Hancock County Judge Trent Favre on Monday announced to the Hancock County Board of Supervisors the award of a $750,000 grant from the Department of Justice to expand youth court’s treatment resources.

“We take a therapeutic approach to parents and children,” Favre said. “We rely on third parties to assess from drug disorders and treatments.”

Favre said that assessments can be completed quicker in-house.

If the patient requires inpatient services, those can be identified, and then can be discharged back to the county’s program, he said. Also, depending on the patient’s needs, staff will be able to customize an outpatient treatment.

The grant funding will be utilized to provide for what Favre describes as the most “profound” piece of the treatment services, a medical doctor. The MD won’t be an employee with the county, but rather the county will enter into an agreement with Tulane Medical Center, which should happen within the next month or two.

Favre said the county is hiring a licensed clinical social worker as well as a program coordinator.

“Assessing patients and making recommendations is significant because most drug courts don’t provide a medical doctor,” Favre said.

For instance, parents who have a problem with substance abuse and also a mental health disorder will be able to receive treatment for both those diagnoses.

Treating the addiction, but not treating the things that cause the addiction, does not help a patient maintain his or her sobriety, Favre said.

“The county is basically setting up a clinic for parents involved in youth court,” he said.

The current grant is for three years, Favre said, but it is possible to find other grants to sustain this model. Other funding may come from donors, he added. None of the funds are coming from the county’s budget, he said.

Favre said the county will have to present a sustainability plan near the end of the three years.

“Since it’s a clinic, it can eventually be set up to where it’s billable,” Favre said.

With the addition of the staff, Favre said, the youth court will need additional space.

The county is considering moving the youth court to the county complex area. In addition, the county is also deciding where to relocate MS State Extension Services, Soil & Water Conservation, and the Hancock County Probation Office.

In other action:

Hancock County Food Pantry Director Marshall Kyger presented the pantry’s annual report to the board on Monday. The pantry will soon celebrate it’s 35th year in operation, he said. The pantry provides food and personal hygiene products for families in need of assistance. Due to the pandemic, the pantry’s new hours are currently Tuesday and Thursday from 9 a.m. to noon. It is a non-profit and 100 percent volunteer run. More than 94 percent of the funds are used to purchase food to give away, he said.

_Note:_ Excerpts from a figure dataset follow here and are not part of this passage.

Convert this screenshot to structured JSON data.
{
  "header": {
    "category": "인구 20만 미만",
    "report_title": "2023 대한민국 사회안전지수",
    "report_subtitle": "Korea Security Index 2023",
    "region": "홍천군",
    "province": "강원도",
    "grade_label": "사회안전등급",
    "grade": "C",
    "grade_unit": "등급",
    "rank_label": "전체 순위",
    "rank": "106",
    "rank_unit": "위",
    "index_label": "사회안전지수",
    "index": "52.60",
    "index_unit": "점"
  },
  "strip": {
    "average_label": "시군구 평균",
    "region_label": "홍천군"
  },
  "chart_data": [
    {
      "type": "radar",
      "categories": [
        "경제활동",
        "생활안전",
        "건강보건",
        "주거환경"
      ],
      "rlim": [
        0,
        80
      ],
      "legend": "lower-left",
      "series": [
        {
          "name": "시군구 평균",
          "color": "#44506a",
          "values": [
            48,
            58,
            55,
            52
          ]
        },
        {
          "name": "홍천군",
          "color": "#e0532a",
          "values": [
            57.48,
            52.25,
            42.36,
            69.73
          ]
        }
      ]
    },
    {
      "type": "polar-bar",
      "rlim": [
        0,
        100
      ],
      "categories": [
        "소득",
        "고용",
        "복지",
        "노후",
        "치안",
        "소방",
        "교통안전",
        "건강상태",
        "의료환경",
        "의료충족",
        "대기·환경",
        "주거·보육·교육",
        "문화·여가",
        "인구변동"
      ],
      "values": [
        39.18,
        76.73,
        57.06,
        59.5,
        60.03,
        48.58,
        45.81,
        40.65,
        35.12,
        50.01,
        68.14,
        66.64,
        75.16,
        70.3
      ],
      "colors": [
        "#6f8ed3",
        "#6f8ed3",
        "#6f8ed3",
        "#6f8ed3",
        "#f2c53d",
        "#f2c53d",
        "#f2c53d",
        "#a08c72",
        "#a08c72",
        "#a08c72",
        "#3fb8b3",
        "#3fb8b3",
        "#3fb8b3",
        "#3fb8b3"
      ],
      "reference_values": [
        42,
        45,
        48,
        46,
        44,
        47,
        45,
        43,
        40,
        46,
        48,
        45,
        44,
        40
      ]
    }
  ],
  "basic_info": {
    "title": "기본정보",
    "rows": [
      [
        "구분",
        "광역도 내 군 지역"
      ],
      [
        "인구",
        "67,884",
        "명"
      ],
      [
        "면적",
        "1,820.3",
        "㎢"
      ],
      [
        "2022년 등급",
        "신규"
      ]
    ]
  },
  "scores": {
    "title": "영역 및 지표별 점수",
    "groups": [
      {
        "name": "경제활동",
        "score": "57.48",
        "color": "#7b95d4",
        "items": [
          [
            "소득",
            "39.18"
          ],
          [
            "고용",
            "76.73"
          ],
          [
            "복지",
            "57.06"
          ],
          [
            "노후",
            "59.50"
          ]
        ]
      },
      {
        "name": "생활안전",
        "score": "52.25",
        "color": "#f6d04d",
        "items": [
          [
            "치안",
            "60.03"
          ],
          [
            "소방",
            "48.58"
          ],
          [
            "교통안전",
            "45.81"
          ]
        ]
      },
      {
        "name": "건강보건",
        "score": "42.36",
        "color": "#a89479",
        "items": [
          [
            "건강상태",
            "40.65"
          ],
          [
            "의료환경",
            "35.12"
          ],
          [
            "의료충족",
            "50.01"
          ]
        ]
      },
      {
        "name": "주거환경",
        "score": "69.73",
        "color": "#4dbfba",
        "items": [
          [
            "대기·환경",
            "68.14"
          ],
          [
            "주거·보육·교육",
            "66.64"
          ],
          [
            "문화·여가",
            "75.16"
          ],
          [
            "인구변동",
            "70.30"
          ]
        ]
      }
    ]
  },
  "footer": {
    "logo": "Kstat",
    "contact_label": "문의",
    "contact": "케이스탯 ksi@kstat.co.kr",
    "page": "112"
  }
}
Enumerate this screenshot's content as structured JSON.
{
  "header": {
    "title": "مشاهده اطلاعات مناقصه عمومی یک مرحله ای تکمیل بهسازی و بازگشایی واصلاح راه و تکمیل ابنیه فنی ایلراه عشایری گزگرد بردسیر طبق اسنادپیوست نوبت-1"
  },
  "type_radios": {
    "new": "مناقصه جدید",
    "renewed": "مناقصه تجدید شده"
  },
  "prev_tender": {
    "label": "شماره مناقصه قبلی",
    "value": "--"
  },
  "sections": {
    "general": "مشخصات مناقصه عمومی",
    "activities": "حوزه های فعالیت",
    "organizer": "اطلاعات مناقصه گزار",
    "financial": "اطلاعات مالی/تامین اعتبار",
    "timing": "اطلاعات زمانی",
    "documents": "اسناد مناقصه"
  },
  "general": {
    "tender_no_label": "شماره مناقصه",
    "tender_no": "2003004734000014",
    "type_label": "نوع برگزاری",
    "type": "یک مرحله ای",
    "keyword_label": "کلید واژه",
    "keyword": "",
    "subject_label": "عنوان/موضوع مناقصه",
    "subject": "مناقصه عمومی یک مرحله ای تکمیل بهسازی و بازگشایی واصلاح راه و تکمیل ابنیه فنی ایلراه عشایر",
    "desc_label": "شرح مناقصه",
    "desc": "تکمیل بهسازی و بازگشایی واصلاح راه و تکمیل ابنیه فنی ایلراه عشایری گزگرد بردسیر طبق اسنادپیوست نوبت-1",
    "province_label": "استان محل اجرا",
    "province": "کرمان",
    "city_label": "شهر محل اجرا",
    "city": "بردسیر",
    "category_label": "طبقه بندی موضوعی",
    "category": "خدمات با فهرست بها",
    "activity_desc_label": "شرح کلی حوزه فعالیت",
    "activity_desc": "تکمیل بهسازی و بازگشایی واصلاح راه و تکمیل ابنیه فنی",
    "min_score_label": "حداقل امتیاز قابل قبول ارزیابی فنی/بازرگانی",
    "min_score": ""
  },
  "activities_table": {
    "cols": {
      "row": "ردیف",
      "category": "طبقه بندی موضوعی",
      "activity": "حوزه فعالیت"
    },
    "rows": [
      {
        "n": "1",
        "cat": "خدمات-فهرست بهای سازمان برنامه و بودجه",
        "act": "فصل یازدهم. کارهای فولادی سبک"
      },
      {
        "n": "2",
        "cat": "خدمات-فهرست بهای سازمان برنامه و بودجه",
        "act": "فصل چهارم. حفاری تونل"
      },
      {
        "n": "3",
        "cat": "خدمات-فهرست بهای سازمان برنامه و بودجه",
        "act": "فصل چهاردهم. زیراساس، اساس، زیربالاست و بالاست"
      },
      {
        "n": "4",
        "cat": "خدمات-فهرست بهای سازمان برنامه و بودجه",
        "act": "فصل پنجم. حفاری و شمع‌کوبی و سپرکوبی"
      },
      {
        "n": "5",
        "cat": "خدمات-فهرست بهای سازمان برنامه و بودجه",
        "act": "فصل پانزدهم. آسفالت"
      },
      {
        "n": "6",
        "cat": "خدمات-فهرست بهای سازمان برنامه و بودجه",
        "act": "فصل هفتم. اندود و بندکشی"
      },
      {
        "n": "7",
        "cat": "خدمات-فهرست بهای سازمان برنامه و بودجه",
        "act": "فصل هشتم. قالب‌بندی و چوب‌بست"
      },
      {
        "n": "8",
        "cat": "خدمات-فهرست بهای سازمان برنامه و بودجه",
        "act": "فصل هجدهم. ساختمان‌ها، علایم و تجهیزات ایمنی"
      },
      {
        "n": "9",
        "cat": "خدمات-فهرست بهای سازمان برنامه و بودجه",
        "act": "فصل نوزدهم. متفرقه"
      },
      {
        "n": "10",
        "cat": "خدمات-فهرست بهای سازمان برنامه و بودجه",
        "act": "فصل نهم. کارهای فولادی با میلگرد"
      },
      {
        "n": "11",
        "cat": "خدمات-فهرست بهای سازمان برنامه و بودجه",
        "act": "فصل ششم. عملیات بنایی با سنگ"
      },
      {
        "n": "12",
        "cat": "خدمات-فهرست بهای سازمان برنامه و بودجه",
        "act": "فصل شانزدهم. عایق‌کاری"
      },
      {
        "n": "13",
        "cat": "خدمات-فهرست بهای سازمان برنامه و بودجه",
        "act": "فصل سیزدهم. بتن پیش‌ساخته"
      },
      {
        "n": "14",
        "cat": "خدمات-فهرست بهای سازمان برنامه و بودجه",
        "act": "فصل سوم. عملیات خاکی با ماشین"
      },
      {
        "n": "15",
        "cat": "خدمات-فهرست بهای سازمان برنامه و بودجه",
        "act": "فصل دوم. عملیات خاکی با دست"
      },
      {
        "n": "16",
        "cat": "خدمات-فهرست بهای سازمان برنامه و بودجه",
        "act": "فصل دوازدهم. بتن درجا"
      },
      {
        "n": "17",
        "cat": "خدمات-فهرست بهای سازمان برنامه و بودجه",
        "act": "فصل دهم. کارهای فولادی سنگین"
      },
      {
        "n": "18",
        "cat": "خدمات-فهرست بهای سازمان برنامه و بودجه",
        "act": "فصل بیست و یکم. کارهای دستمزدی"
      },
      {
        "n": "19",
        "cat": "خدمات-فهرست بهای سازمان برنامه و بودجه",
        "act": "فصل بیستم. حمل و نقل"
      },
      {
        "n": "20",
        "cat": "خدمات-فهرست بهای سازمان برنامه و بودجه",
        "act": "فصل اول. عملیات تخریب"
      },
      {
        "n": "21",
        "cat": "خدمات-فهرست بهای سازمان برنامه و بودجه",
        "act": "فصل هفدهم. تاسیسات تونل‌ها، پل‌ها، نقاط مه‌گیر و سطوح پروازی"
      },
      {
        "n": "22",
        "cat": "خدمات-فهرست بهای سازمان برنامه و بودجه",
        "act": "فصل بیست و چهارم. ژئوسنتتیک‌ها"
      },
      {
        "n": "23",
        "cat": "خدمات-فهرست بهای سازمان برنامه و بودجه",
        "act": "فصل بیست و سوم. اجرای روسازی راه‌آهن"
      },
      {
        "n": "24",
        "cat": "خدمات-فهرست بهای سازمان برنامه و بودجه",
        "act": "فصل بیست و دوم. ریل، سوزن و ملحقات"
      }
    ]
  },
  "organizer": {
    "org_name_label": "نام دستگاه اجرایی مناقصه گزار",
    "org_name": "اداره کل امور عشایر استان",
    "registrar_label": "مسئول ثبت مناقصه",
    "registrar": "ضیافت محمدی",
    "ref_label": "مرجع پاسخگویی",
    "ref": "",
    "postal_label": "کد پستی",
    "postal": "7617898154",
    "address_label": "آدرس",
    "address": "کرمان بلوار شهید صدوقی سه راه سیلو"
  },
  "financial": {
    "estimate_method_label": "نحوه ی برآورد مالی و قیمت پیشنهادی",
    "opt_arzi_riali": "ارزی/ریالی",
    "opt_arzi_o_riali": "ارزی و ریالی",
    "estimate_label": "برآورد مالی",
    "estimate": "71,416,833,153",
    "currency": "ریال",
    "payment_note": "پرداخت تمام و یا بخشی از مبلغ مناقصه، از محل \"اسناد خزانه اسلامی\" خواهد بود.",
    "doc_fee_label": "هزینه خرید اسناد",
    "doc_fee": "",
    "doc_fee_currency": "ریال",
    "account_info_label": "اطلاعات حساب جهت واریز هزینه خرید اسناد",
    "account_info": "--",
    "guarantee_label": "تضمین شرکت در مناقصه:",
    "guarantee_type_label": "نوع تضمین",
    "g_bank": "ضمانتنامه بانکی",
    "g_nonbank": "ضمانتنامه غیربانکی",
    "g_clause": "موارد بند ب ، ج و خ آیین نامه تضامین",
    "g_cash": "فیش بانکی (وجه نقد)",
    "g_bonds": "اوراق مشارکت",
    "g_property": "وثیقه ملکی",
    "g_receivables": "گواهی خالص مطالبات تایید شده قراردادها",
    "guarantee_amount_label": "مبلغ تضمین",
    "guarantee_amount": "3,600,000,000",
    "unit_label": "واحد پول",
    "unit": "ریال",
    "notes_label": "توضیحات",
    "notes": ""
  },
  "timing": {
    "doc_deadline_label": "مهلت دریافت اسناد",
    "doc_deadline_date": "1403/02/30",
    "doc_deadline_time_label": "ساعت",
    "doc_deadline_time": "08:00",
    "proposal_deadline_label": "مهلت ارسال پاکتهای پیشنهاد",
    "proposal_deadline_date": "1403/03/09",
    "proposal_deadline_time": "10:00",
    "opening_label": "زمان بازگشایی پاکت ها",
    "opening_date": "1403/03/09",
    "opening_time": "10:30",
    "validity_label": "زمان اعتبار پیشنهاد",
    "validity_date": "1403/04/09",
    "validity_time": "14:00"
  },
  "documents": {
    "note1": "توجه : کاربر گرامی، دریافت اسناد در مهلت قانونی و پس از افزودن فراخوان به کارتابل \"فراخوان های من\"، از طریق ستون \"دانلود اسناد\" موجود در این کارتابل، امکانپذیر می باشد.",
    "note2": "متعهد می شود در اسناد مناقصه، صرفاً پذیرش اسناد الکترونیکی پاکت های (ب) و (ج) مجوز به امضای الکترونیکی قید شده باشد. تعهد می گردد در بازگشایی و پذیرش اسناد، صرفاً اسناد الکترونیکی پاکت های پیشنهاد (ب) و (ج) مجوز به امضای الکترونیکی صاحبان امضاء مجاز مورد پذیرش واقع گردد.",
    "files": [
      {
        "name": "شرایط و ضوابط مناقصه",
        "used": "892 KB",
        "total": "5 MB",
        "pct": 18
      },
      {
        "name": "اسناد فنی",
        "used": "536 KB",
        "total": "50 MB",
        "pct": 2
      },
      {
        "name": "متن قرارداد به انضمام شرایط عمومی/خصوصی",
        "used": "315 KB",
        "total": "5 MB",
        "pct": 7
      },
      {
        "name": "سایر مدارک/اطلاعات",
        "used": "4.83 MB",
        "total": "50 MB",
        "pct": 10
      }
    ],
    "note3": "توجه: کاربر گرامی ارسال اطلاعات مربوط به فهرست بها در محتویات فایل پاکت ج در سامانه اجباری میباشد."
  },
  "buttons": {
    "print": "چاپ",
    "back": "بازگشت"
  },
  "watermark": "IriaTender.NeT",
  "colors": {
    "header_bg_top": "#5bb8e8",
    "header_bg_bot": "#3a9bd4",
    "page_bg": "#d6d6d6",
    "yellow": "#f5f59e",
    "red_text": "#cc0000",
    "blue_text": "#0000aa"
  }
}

The pantry is located in a county-owned facility, located at 9972 Hwy. 603.

In 2020, Kyger said the pantry received a “record” number of contributions totaling $344,078.

The COVID-19 pandemic changed how the pantry operates, he said. It is now open two days a week versus five; families remain in their vehicles and food is delivered; daily capability more than doubled; with the increase in donations, the pantry doubled the amount of purchased food supplied to families; and spent $228,780 on food from local grocers.

The pantry also received 35,705 pounds of donated food from the community; 45,029 pounds of free USDA food from Twelve Baskets Food Bank; and 229,776 pounds of recovered food from a local grocer and two military commissaries, he said.

Kyger said that the pantry provided free food and personal hygiene items to 11,428 individuals during 6,350 family visits in 2020.

The board approved a Resolution Evidencing Intent to Issue, in one or more series (I) General Obligation Bonds of the County, (II) A General Obligation Bond of the county for sale to the Mississippi Development Bank, all in a total aggregate principal amount not to exceed $9 million. The resolution was duly published and there’s no written protest or other objection against the issuance of said bonds. The funds will be utilized for raising Beach Boulevard from Lakeshore Road to the Silver Slipper Casino. There is no tax increase expected with the issuance of the bond.

The board approved a resolution determining the necessity for Tax Increment Financing, determining that the “Diamondhead Medical Center Project is a project eligible for TIFF under the laws of the state.” The board set a public hearing for May 3 at 1:30 p.m.

The board approved a motion recognizing April as Child Abuse Awareness and Prevention Month. CASA Executive Director said that there are currently 68 children in foster care in Hancock County.

The board also approved declaring April as National Sexual Assault Awareness Month.

The next meeting is scheduled for Monday, April, 19 at 9 a.m.

A public hearing regarding the safety hazard properties, located at 16042 Dayton Dr. W. Pearlington, and 16070 Old Joe Moran Rd., Kiln is scheduled for April 19 at 1:30 p.m.